Federal government said it has donated large quantities of anti-snake venom, ASV, in order to combat the rampant incidences of snakebites in Kanke, Panshin and Shendam communities in Plateau State.
A press statement sent to Nigerian Pilot noted that the drugs were presented on behalf of the government by the Minister of Health, Professor Isaac Adewole, to the
Jos University Teaching Hospital, JUTH .
According to the statement, Adewole said the donation was in response to the outcry from the people in the affected communities and as part of the federal government’s effort to stem the scourge which had been ravaging the region since August 2015.

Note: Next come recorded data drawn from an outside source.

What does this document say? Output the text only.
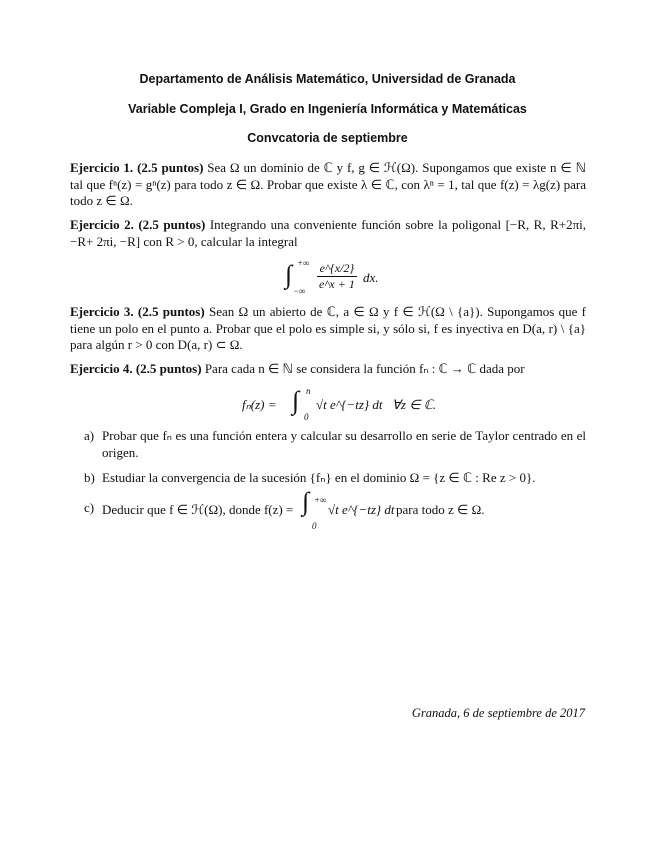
Departamento de Análisis Matemático, Universidad de Granada
Variable Compleja I, Grado en Ingeniería Informática y Matemáticas
Convcatoria de septiembre
Ejercicio 1. (2.5 puntos) Sea Ω un dominio de ℂ y f, g ∈ ℋ(Ω). Supongamos que existe n ∈ ℕ tal que fⁿ(z) = gⁿ(z) para todo z ∈ Ω. Probar que existe λ ∈ ℂ, con λⁿ = 1, tal que f(z) = λg(z) para todo z ∈ Ω.
Ejercicio 2. (2.5 puntos) Integrando una conveniente función sobre la poligonal [−R, R, R+2πi, −R+ 2πi, −R] con R > 0, calcular la integral
∫ +∞
−∞ $\frac{e\^{}\{x/2\}}{e\^{}x + 1}$ dx.
Ejercicio 3. (2.5 puntos) Sean Ω un abierto de ℂ, a ∈ Ω y f ∈ ℋ(Ω \ {a}). Supongamos que f tiene un polo en el punto a. Probar que el polo es simple si, y sólo si, f es inyectiva en D(a, r) \ {a} para algún r > 0 con D(a, r) ⊂ Ω.
Ejercicio 4. (2.5 puntos) Para cada n ∈ ℕ se considera la función fₙ : ℂ → ℂ dada por
fₙ(z) = ∫ n
0
√t e^{−tz} dt ∀z ∈ ℂ.
a) Probar que fₙ es una función entera y calcular su desarrollo en serie de Taylor centrado en el origen.
b) Estudiar la convergencia de la sucesión {fₙ} en el dominio Ω = {z ∈ ℂ : Re z > 0}.
c) Deducir que f ∈ ℋ(Ω), donde f(z) = ∫ +∞
0
√t e^{−tz} dt para todo z ∈ Ω.
Granada, 6 de septiembre de 2017
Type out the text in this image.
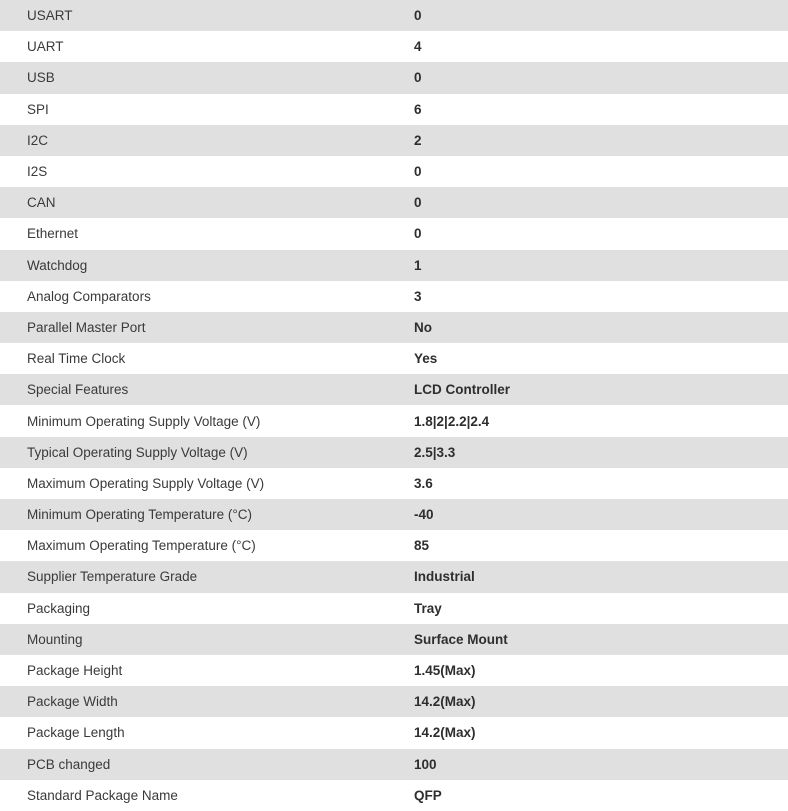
USART	0
UART	4
USB	0
SPI	6
I2C	2
I2S	0
CAN	0
Ethernet	0
Watchdog	1
Analog Comparators	3
Parallel Master Port	No
Real Time Clock	Yes
Special Features	LCD Controller
Minimum Operating Supply Voltage (V)	1.8|2|2.2|2.4
Typical Operating Supply Voltage (V)	2.5|3.3
Maximum Operating Supply Voltage (V)	3.6
Minimum Operating Temperature (°C)	-40
Maximum Operating Temperature (°C)	85
Supplier Temperature Grade	Industrial
Packaging	Tray
Mounting	Surface Mount
Package Height	1.45(Max)
Package Width	14.2(Max)
Package Length	14.2(Max)
PCB changed	100
Standard Package Name	QFP
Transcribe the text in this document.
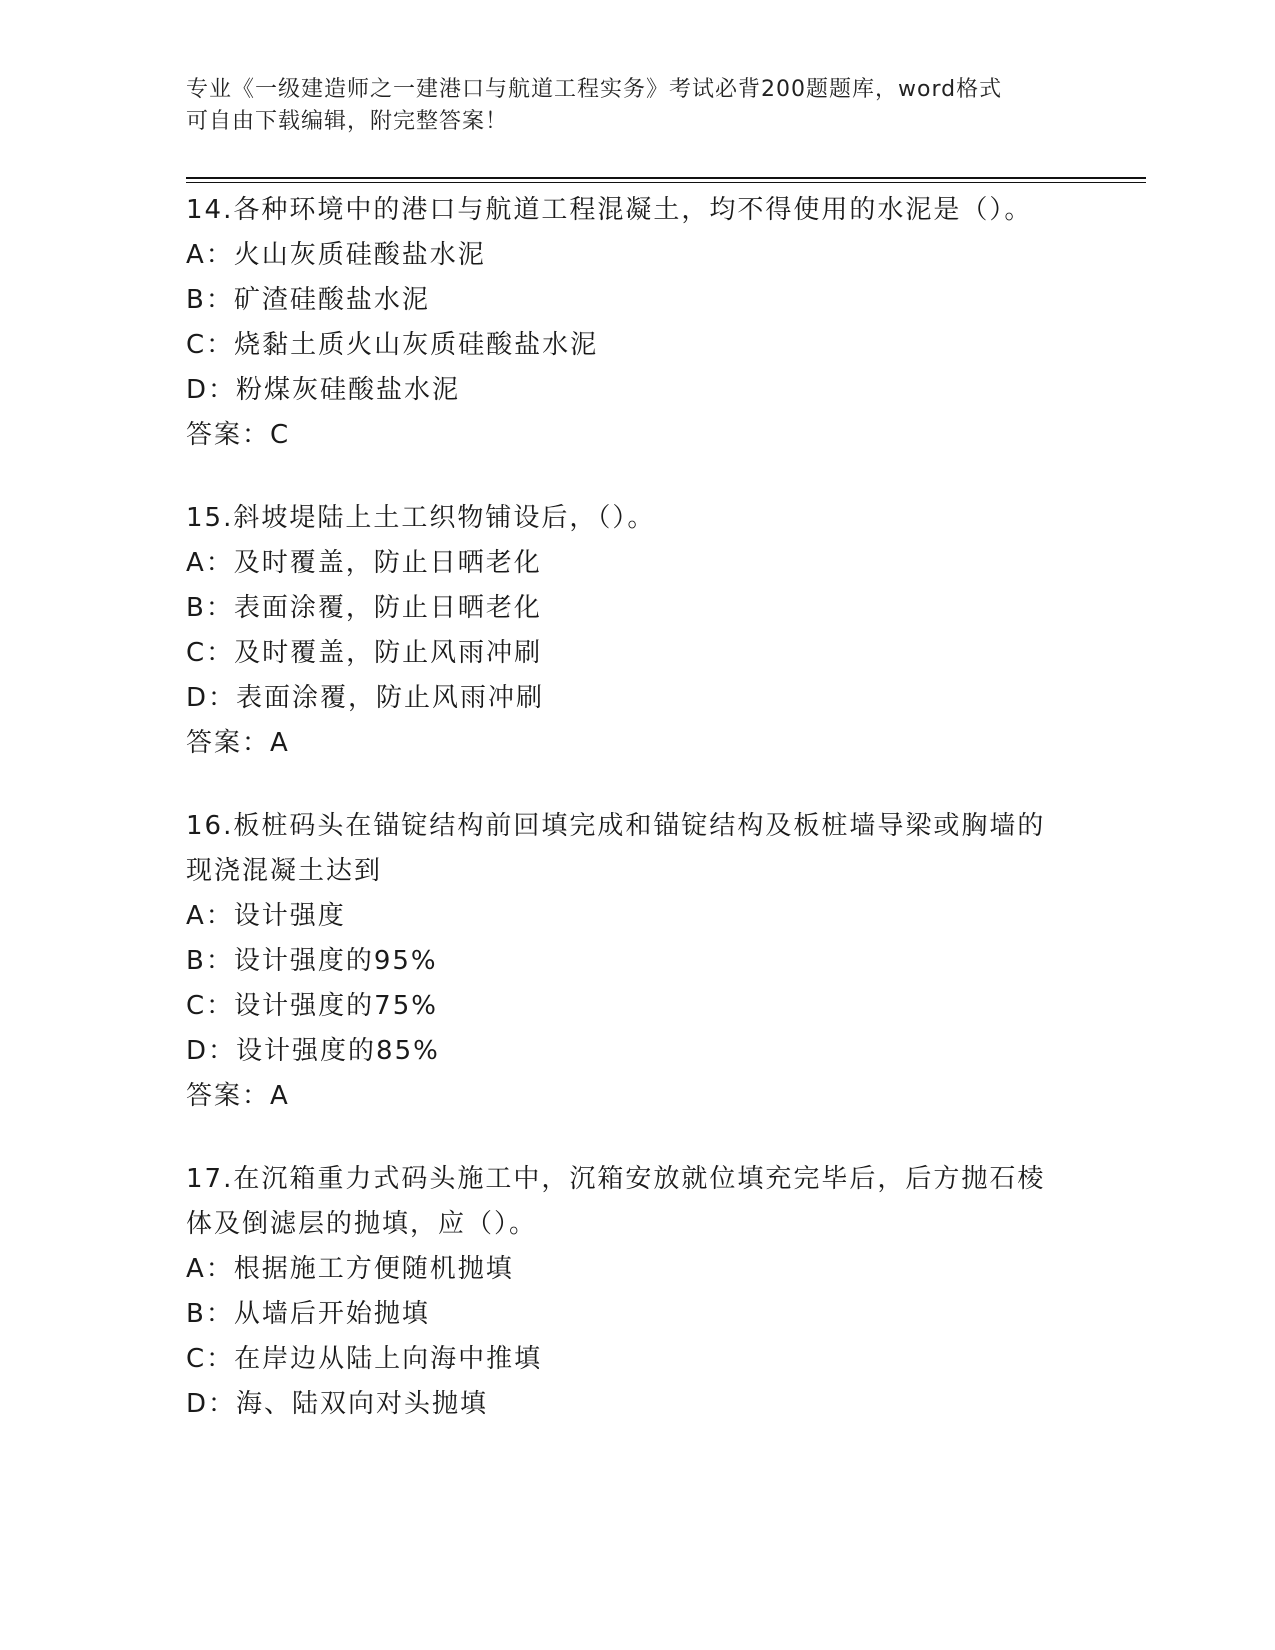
专业《一级建造师之一建港口与航道工程实务》考试必背200题题库，word格式
可自由下载编辑，附完整答案！

14.各种环境中的港口与航道工程混凝土，均不得使用的水泥是（）。

A：火山灰质硅酸盐水泥

B：矿渣硅酸盐水泥

C：烧黏土质火山灰质硅酸盐水泥

D：粉煤灰硅酸盐水泥

答案：C

15.斜坡堤陆上土工织物铺设后，（）。

A：及时覆盖，防止日晒老化

B：表面涂覆，防止日晒老化

C：及时覆盖，防止风雨冲刷

D：表面涂覆，防止风雨冲刷

答案：A

16.板桩码头在锚锭结构前回填完成和锚锭结构及板桩墙导梁或胸墙的

现浇混凝土达到

A：设计强度

B：设计强度的95%

C：设计强度的75%

D：设计强度的85%

答案：A

17.在沉箱重力式码头施工中，沉箱安放就位填充完毕后，后方抛石棱

体及倒滤层的抛填，应（）。

A：根据施工方便随机抛填

B：从墙后开始抛填

C：在岸边从陆上向海中推填

D：海、陆双向对头抛填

The minister, who was represented by an Assistant Director, Mr. Fatai Oyediran, who led a team of medical experts and environmental scientists from the Federal Ministry of Health to Plateau State, said his team was in the state to confirm the complaint, assess the current status and carry out sensitisation and awareness campaigns aimed at raising the bar in terms of prevention and control of the scourge.
According to him, the experts would carry out a survey to determine the most effective ways of controlling the incidence of snakebites within each locality.

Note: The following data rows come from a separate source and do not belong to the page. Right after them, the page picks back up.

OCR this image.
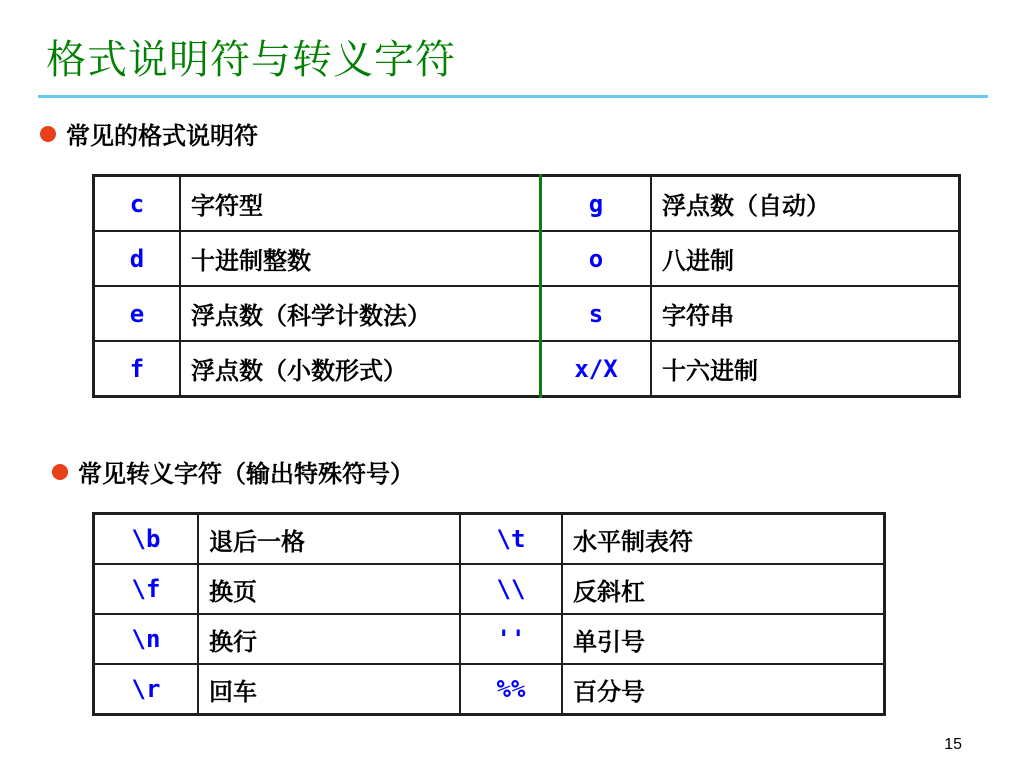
格式说明符与转义字符
常见的格式说明符
c	字符型	g	浮点数（自动）
d	十进制整数	o	八进制
e	浮点数（科学计数法）	s	字符串
f	浮点数（小数形式）	x/X	十六进制
常见转义字符（输出特殊符号）
\b	退后一格	\t	水平制表符
\f	换页	\\	反斜杠
\n	换行	''	单引号
\r	回车	%%	百分号
15
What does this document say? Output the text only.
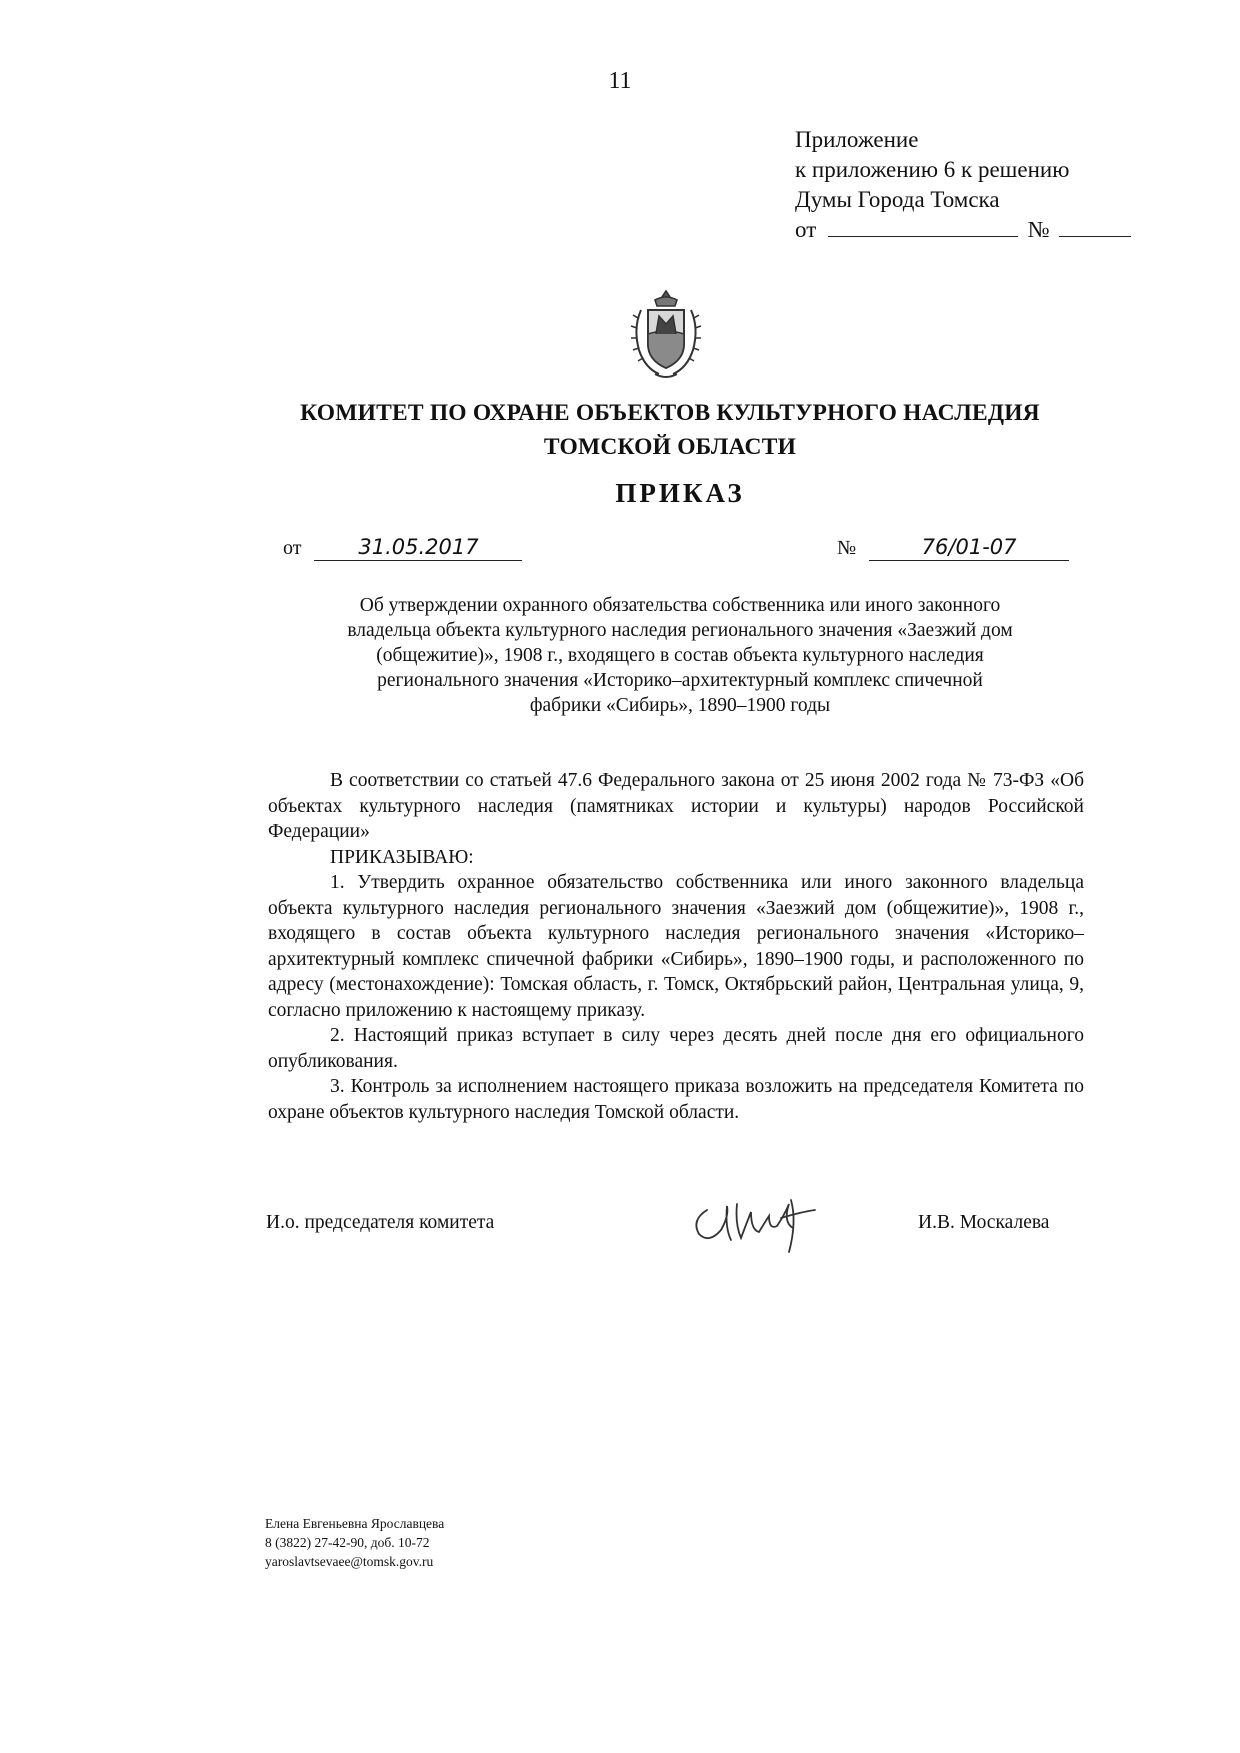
11
Приложение
к приложению 6 к решению
Думы Города Томска
от	№
КОМИТЕТ ПО ОХРАНЕ ОБЪЕКТОВ КУЛЬТУРНОГО НАСЛЕДИЯ
ТОМСКОЙ ОБЛАСТИ
ПРИКАЗ
от	31.05.2017	№	76/01-07
Об утверждении охранного обязательства собственника или иного законного
владельца объекта культурного наследия регионального значения «Заезжий дом
(общежитие)», 1908 г., входящего в состав объекта культурного наследия
регионального значения «Историко–архитектурный комплекс спичечной
фабрики «Сибирь», 1890–1900 годы

В соответствии со статьей 47.6 Федерального закона от 25 июня 2002 года № 73-ФЗ «Об объектах культурного наследия (памятниках истории и культуры) народов Российской Федерации»

ПРИКАЗЫВАЮ:

1. Утвердить охранное обязательство собственника или иного законного владельца объекта культурного наследия регионального значения «Заезжий дом (общежитие)», 1908 г., входящего в состав объекта культурного наследия регионального значения «Историко–архитектурный комплекс спичечной фабрики «Сибирь», 1890–1900 годы, и расположенного по адресу (местонахождение): Томская область, г. Томск, Октябрьский район, Центральная улица, 9, согласно приложению к настоящему приказу.

2. Настоящий приказ вступает в силу через десять дней после дня его официального опубликования.

3. Контроль за исполнением настоящего приказа возложить на председателя Комитета по охране объектов культурного наследия Томской области.

И.о. председателя комитета	И.В. Москалева
Елена Евгеньевна Ярославцева
8 (3822) 27-42-90, доб. 10-72
yaroslavtsevaee@tomsk.gov.ru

Responding, the Plateau State Commissioner of Health, Dr. Kuden Kamshak Deyin, commended the federal government for its laudable assistance to the state and urged it to decentralise the Zamko JUTH treatment centre and upgrade it to a research centre, adding that it would reposition it to cope better with the health burden that it is saddled with.

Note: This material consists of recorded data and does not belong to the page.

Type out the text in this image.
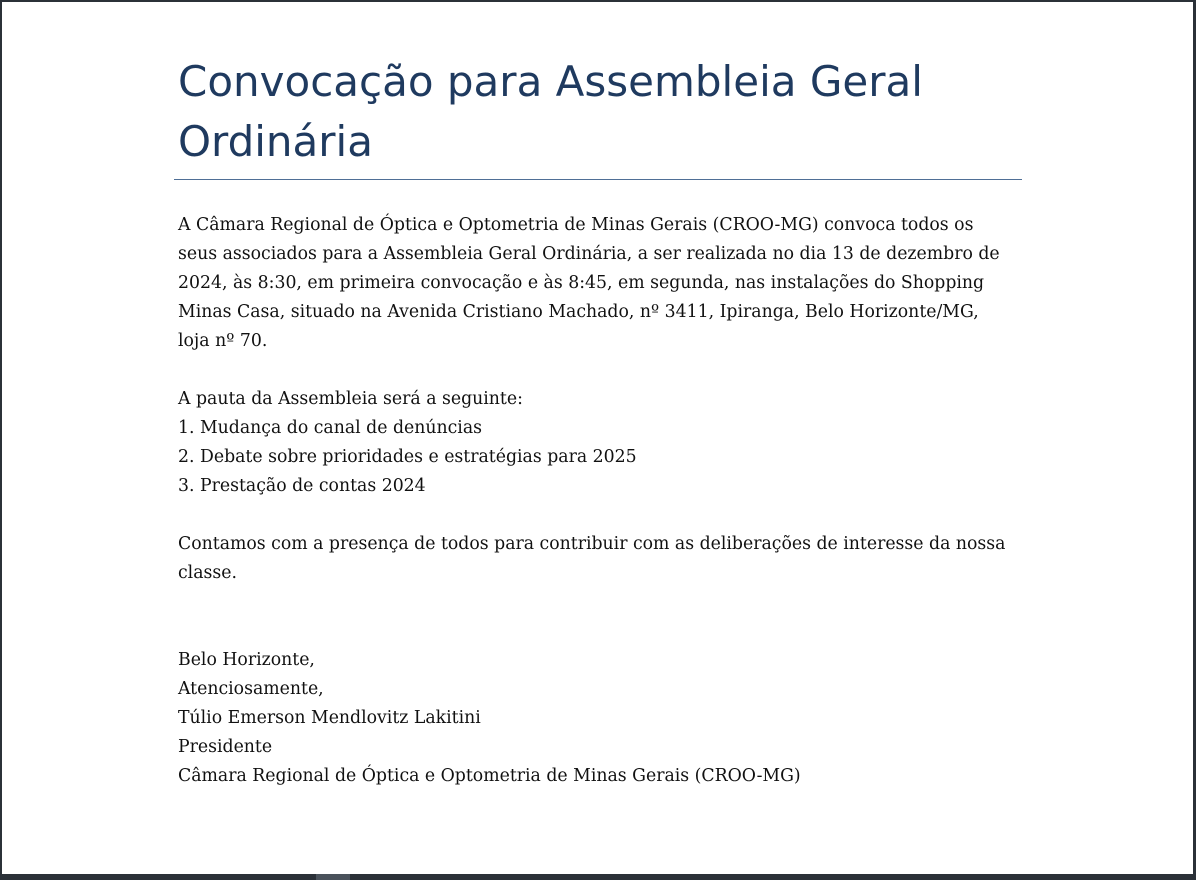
Convocação para Assembleia Geral Ordinária

A Câmara Regional de Óptica e Optometria de Minas Gerais (CROO-MG) convoca todos os seus associados para a Assembleia Geral Ordinária, a ser realizada no dia 13 de dezembro de 2024, às 8:30, em primeira convocação e às 8:45, em segunda, nas instalações do Shopping Minas Casa, situado na Avenida Cristiano Machado, nº 3411, Ipiranga, Belo Horizonte/MG, loja nº 70.

A pauta da Assembleia será a seguinte:

1. Mudança do canal de denúncias

2. Debate sobre prioridades e estratégias para 2025

3. Prestação de contas 2024

Contamos com a presença de todos para contribuir com as deliberações de interesse da nossa classe.

Belo Horizonte,

Atenciosamente,

Túlio Emerson Mendlovitz Lakitini

Presidente

Câmara Regional de Óptica e Optometria de Minas Gerais (CROO-MG)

Responding, the Permanent Secretary, Plateau State Ministry of Health, Pharmacist Abel Hamila Guyatan, appealed to the medical experts to do justice to the snakebite challenge, noting that the whole state was a snake endemic area.
Also speaking, the Medical Superintendent, Zamko treatment centre, Dr. Titus Dajel, revealed that they treated between 80-120 snakebite cases per month and sometimes five cases were reported daily, particularly during the farming season.
He stressed the need for the government to encourage local manufacturers of the ASV drug so that it could be available and affordable to patients who are mainly local farmers.